The property tax is expected to be around €300 for an average, three-bedroom, semi-detached house.
But the different bands will mean the tax will range from about €250 to €400.
Homeowners in cities will end up paying more, because property values are higher and the tax treats the house as an asset.
The Revenue Commissioners will be in charge of collecting the payment and given powers to chase dodgers.
Revenue will carry out an information blitz ahead of next spring and will write directly to homeowners informing them of their obligations.
The form will contain personal details and offer various ways to make the payment, including by credit card, direct debit, instalments or monthly deductions from wages for PAYE workers.
The bands for home values are expected to be quite wide, giving homeowners' ample opportunity to assess the price of their house.
The initial deadline for payment is expected to by around the start of July, with penalties attached for late payment.
The Revenue will, meanwhile, build up information on the values of houses in different areas.
A property price register will also come online later this year, which will provide a guide to property values across the country.

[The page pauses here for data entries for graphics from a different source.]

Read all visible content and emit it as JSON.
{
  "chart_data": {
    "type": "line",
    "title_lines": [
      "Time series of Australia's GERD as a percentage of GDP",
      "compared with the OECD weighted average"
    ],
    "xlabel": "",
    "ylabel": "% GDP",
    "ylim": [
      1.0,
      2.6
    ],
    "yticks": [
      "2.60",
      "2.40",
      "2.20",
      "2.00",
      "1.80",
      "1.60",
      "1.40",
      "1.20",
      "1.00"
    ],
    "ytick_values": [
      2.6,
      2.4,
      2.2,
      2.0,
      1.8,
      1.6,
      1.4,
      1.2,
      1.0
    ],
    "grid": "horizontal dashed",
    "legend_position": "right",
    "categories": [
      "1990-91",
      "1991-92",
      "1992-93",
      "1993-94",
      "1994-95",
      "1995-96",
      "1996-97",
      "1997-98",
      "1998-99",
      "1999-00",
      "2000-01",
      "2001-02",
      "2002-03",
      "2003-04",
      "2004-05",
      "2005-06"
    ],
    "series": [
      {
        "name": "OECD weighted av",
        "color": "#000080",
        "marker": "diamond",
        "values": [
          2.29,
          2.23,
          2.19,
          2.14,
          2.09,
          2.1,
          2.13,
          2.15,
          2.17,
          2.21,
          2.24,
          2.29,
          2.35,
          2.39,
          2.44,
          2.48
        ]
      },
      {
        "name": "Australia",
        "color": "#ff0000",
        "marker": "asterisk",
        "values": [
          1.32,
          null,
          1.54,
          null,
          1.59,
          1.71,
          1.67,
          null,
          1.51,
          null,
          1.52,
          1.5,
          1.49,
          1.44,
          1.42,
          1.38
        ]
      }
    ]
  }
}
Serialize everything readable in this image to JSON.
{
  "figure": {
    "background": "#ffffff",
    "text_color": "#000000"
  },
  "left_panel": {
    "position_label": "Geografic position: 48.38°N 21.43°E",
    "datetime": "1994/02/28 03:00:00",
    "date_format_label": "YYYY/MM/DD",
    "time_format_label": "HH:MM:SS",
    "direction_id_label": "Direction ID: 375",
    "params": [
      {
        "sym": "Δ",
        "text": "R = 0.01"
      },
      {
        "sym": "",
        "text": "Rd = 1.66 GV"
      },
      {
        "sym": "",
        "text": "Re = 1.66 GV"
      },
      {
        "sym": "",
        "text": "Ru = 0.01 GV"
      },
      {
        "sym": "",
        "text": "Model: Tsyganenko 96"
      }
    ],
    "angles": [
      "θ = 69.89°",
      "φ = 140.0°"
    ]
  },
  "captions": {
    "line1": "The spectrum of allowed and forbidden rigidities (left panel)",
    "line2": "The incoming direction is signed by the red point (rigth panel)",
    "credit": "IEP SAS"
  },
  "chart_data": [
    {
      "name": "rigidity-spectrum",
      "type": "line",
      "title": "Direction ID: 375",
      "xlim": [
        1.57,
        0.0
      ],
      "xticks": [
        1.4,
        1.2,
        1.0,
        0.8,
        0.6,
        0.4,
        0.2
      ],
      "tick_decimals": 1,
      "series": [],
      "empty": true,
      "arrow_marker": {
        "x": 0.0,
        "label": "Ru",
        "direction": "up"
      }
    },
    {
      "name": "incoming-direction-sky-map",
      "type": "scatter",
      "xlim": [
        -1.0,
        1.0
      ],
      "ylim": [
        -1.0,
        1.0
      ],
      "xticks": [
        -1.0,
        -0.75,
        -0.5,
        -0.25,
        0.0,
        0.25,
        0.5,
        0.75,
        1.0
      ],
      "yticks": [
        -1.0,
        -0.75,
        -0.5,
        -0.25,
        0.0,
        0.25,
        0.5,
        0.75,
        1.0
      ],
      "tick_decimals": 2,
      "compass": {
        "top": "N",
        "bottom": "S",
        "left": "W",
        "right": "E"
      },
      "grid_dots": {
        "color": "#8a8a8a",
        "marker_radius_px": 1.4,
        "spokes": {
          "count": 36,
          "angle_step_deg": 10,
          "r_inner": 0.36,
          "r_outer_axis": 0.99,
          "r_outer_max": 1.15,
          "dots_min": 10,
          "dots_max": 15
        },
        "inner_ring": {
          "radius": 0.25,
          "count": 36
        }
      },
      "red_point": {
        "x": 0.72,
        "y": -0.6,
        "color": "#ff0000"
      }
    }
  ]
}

And the database built up through payment of the household charge will be handed over to the Revenue at the start of next year, adding to the information available.
Revenue officials are already working behind the scenes with the local authorities in charge of putting this together.
The database is being compiled by the Local Government Management Association and the city and county councils.
The Government is currently working out the detail of the property tax, which will be formally announced in December's Budget.
However, sources said: "A lot of work has started on the administration side. We are not going to be starting from scratch at Budget time. From Revenue's side, a lot of work is being done on the database."
Ministers are basing their work on an expert report on the property tax.
The coalition is moving toward a pure market value model for the property tax, which measures the home in terms of its price if it was being sold.
The property tax is then calculated as a small percentage of the value of the house.
The Government is also considering a super property tax for owners of large, high-value homes.
The coalition is also trying to develop a system that factors in the income of the household, to protect those on low income.
Finance Minister Michael Noonan confirmed this week the property tax won't come into effect until the middle of next year.
As a result, homeowners will escape paying six months' worth of property tax in 2013. Householders will pay the full amount in 2014.
Homeowners will have the option of paying it in full, in instalments, or having it deducted from their wage packets.
The property tax will form part of the Budget announcement and then will be brought into effect by the Finance Bill in the New Year.
A decision also has to be taken on giving relief or a discount on the tax to homeowners who bought at the height of the property boom.
However, this is regarded as extremely difficult to introduce fairly.
The Government is also weighing up a system where owners of high-value houses would pay more.
One option is to bring in a super tax with a higher percentage rate for very expensive homes.
Such a model would help the Government to sell the idea to the public as homeowners would see the rich paying more.